Nükleer silah bilgisi:
“İTÜ’deki araştırma reaktöründe yüzde 20 gibi bir zenginleştirmeye sahiptir. Yüzde 20 kritik bir sınır. Yüzde 20’nin üzerinde uranyumla atom silahı yapma imkânı var. Ancak gerçekte atom bombasında kullanılan uranyumun zenginleştirilmesi yüzde 90’nın üzerinde. Fakat teorik olarak diyelim ki bir terörist grubu yüzde 20 ile çok kaba olmak kaydıyla bir silah yapması olasıdır.”
Da o da, santrifüj ile yapılıyor ve İran’ın on binlerce santrifüjü var.
SU silahlarla bile, nükleer bomba yapmak mümkün yani. Metali eritiyorsun ve döndürüyorsun. Mekanik bir iş. Bilmem kaç ayda da o saflaşıyor.
Dünya’da binlerce nükleer reatör olduğu için, onların kazayla tahribi terörizmden çok zarar verdi. Bunu Çernobil’de ve Fukişima’da gördük.
Teröristlerin de cahil ve aptal olduğu sonucuna varıyoruz buradan.
11 Eylül 2001’de silahsız savaşı ve terörü icat ettiler ama icat edilmiş bir silahı da hala kullanamadılar.
ABD 1945 tartışmalarının teröristler arasında da vuku bulduğu ve epeyisinin bunu gayrı-insani bularak, kullanmayı reddettiği ve reddedeceği kesin.
Ancak daha kesin bir şey var:
Yine 1945 gibi, birileri nasıl olsa büyükkentleri er veya geç nükleer silahlar ile vuracak ve Yeni Orta Çağ’da da, eski / asıl Orta Çağ gibi, bir süreliğine kentler epeyi küçülecek.
Ne zaman mı?
Dün çok geç idi.
Dipnot: Burada Hari Seldon ilkesi var:
Çöküş kaçınılmazsa, kurtarmak istediğini kurtarır, çöküşü kendi durumuna bırakır ve kısa sürmesine çabalarsın.

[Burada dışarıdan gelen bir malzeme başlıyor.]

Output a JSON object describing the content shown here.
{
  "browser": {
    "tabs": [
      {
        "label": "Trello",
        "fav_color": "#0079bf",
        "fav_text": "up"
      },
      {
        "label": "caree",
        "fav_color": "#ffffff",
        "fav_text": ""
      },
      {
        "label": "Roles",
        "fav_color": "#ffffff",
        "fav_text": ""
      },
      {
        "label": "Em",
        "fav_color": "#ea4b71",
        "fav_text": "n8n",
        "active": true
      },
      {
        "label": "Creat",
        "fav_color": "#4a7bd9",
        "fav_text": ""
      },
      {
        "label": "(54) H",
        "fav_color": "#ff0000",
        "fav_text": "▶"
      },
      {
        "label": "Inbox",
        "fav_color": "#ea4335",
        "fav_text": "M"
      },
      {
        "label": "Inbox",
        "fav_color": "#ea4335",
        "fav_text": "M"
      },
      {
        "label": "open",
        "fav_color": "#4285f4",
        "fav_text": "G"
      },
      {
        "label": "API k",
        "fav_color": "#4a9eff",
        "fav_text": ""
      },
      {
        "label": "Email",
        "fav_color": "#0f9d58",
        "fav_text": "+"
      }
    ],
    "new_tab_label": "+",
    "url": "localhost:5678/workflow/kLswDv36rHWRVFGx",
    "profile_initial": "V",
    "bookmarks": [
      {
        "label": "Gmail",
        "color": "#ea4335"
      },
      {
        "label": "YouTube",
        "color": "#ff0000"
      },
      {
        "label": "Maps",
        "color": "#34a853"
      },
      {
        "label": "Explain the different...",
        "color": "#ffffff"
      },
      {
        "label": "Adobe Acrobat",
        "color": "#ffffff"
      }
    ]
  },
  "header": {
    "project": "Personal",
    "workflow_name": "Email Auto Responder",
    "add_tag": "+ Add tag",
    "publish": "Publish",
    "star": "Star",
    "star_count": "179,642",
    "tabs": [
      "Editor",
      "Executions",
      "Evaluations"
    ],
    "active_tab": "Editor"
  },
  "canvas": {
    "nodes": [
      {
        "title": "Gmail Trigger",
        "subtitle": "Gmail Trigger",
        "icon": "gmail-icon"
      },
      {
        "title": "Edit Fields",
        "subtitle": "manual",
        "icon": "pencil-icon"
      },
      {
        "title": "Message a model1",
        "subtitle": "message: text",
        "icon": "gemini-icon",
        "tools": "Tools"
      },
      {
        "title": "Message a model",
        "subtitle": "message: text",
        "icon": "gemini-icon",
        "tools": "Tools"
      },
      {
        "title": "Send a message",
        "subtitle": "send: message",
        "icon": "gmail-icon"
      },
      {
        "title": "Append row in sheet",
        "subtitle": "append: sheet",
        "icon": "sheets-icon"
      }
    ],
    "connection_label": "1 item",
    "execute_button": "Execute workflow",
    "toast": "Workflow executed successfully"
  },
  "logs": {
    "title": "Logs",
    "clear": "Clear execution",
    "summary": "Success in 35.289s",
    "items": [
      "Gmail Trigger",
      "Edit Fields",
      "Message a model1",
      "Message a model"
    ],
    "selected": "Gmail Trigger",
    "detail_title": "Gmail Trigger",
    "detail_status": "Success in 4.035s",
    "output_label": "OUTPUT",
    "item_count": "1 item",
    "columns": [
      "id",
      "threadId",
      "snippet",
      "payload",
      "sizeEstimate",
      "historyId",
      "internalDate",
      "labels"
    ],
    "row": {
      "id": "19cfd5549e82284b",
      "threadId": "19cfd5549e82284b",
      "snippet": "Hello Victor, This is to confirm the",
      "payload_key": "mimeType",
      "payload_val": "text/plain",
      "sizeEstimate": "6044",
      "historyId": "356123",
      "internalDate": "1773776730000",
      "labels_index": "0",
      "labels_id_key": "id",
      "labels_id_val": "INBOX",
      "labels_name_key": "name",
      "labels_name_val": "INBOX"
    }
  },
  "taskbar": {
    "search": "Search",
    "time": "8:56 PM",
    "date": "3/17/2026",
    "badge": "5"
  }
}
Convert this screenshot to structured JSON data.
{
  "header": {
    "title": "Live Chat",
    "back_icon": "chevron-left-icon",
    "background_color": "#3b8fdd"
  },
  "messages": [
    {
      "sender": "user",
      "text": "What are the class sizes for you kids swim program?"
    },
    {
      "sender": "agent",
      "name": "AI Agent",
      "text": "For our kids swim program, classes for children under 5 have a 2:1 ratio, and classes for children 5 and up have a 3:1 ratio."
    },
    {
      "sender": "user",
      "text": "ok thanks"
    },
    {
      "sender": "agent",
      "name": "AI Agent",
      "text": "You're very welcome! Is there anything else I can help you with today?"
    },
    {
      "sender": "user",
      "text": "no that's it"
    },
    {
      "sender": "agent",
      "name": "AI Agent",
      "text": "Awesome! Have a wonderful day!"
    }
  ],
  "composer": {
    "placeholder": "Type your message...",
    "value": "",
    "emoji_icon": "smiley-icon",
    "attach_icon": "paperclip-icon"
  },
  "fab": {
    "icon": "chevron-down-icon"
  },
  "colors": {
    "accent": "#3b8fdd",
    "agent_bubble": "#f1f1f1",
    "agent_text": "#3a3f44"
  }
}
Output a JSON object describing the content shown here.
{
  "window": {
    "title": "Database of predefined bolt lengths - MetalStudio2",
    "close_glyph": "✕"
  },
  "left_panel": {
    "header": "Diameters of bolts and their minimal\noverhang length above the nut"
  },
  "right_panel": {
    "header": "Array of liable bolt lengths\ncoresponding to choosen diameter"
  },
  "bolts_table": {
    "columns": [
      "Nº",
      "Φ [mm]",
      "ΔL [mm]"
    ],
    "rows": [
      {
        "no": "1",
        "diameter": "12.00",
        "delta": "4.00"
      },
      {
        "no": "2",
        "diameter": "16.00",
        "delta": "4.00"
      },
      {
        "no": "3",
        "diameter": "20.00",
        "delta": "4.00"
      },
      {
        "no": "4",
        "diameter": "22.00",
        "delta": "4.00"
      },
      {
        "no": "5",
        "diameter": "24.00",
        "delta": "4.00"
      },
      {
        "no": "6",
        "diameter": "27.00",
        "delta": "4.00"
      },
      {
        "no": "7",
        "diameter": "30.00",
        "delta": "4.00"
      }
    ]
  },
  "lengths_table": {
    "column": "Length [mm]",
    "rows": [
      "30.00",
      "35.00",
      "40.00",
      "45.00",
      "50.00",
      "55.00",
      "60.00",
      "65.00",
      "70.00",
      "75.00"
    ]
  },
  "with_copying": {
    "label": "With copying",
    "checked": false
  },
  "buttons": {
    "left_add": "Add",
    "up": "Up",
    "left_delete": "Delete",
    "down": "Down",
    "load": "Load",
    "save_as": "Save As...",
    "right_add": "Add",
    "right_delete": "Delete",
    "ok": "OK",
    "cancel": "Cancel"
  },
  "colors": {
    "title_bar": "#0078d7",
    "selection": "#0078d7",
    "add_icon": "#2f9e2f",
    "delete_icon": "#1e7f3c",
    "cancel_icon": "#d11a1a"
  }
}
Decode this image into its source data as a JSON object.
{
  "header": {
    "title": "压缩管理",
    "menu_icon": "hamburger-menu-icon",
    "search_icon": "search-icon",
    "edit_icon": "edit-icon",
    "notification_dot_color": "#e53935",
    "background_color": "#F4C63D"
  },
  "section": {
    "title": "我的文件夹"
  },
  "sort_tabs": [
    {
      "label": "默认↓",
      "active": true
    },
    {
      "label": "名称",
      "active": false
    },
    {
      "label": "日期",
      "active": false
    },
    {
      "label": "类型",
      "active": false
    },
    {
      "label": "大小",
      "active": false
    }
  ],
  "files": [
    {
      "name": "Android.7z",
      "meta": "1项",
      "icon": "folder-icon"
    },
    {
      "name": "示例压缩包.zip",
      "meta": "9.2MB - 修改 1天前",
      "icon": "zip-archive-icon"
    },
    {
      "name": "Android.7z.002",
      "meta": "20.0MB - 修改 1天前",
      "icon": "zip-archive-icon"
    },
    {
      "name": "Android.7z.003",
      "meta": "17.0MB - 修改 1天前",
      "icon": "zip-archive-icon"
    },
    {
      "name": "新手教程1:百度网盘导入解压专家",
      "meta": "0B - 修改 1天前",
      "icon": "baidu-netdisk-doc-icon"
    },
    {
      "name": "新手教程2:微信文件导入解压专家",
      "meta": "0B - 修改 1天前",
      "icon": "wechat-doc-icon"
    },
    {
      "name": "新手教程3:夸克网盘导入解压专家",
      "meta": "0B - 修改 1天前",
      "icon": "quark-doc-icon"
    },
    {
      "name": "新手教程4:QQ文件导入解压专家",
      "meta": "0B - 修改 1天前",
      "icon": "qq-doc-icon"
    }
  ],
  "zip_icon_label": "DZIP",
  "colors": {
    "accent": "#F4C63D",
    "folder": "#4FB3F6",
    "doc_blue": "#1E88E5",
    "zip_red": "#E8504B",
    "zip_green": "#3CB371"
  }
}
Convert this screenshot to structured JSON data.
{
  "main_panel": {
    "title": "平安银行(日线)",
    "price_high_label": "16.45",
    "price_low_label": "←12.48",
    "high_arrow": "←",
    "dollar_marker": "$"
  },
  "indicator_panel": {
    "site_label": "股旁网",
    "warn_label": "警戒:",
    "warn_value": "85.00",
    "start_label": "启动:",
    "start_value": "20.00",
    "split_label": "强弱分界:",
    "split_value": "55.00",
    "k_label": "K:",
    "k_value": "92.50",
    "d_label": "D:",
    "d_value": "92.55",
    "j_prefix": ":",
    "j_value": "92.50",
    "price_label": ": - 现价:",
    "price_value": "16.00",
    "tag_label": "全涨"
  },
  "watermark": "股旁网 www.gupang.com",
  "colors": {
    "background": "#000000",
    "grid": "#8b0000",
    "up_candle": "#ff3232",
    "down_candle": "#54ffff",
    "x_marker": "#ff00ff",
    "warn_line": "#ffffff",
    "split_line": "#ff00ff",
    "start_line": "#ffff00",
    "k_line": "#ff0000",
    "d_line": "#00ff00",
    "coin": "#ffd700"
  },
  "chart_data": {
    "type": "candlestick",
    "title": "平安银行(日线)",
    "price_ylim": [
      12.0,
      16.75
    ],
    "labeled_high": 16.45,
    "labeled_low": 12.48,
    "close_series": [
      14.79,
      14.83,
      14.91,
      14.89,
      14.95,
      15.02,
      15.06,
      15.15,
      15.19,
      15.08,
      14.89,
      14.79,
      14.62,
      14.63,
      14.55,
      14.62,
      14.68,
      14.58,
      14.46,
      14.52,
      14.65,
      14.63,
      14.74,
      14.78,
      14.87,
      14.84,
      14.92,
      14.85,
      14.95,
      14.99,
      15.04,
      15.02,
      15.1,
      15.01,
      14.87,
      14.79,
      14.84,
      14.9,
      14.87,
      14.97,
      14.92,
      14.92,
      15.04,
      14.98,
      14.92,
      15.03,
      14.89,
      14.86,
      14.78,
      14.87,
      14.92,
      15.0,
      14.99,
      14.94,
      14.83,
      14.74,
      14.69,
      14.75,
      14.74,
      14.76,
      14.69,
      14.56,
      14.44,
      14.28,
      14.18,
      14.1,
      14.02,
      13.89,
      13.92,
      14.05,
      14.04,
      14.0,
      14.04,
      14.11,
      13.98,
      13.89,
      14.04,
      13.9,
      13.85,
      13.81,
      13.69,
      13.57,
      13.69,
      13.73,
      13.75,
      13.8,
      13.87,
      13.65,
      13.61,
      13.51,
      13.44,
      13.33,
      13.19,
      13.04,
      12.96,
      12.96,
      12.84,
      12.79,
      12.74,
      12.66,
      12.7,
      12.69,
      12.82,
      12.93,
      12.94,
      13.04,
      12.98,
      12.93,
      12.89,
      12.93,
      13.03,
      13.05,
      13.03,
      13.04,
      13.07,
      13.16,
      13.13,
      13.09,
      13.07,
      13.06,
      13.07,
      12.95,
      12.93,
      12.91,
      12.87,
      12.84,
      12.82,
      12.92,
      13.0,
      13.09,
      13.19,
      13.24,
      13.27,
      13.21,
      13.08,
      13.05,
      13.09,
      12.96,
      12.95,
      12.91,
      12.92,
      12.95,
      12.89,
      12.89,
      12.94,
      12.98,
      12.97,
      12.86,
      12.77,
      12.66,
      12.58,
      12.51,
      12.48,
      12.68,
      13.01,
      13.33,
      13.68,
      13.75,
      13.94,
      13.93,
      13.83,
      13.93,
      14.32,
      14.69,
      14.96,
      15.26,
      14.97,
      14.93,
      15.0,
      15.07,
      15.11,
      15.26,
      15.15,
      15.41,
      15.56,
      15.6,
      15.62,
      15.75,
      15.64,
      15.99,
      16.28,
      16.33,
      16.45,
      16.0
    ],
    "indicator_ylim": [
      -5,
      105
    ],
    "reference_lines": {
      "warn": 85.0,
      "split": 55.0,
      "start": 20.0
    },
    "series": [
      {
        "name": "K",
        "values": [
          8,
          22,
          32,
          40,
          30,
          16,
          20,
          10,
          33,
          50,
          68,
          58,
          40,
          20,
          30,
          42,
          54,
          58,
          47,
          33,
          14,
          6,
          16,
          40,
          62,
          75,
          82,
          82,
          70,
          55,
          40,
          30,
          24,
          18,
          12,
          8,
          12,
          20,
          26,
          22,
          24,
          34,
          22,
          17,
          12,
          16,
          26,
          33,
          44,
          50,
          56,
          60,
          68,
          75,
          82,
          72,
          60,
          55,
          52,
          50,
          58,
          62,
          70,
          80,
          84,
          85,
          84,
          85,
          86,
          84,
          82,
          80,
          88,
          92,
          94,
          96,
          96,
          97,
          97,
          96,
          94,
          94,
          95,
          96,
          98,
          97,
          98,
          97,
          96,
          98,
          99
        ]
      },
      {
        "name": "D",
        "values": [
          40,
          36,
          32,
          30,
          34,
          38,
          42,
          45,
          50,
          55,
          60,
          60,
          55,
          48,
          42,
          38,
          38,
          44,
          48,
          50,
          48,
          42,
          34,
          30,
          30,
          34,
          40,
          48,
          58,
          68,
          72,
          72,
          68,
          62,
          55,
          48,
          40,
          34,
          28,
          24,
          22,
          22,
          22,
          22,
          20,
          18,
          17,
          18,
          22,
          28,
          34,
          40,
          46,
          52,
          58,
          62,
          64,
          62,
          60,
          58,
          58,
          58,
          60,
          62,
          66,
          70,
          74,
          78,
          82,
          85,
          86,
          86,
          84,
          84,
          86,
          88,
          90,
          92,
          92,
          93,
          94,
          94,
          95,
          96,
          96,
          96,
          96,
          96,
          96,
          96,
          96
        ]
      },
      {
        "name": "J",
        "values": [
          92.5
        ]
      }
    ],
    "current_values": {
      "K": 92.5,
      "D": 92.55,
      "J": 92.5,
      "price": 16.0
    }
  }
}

Ki bu da kültürün desentralizasyonu demek. Yani, Seldon’cu ‘Yıldızın Ucu’.
İskenderiye Kütüphanesi er veya geç yakılıyor çünkü. Eratosthenes’i çıkarmış bile olsa.
Sorun şu:

Yangından kurtarılacak ilk şey veya ‘Fahrenheit 451’de olunacak ilk kitap yok şimdi ve burada.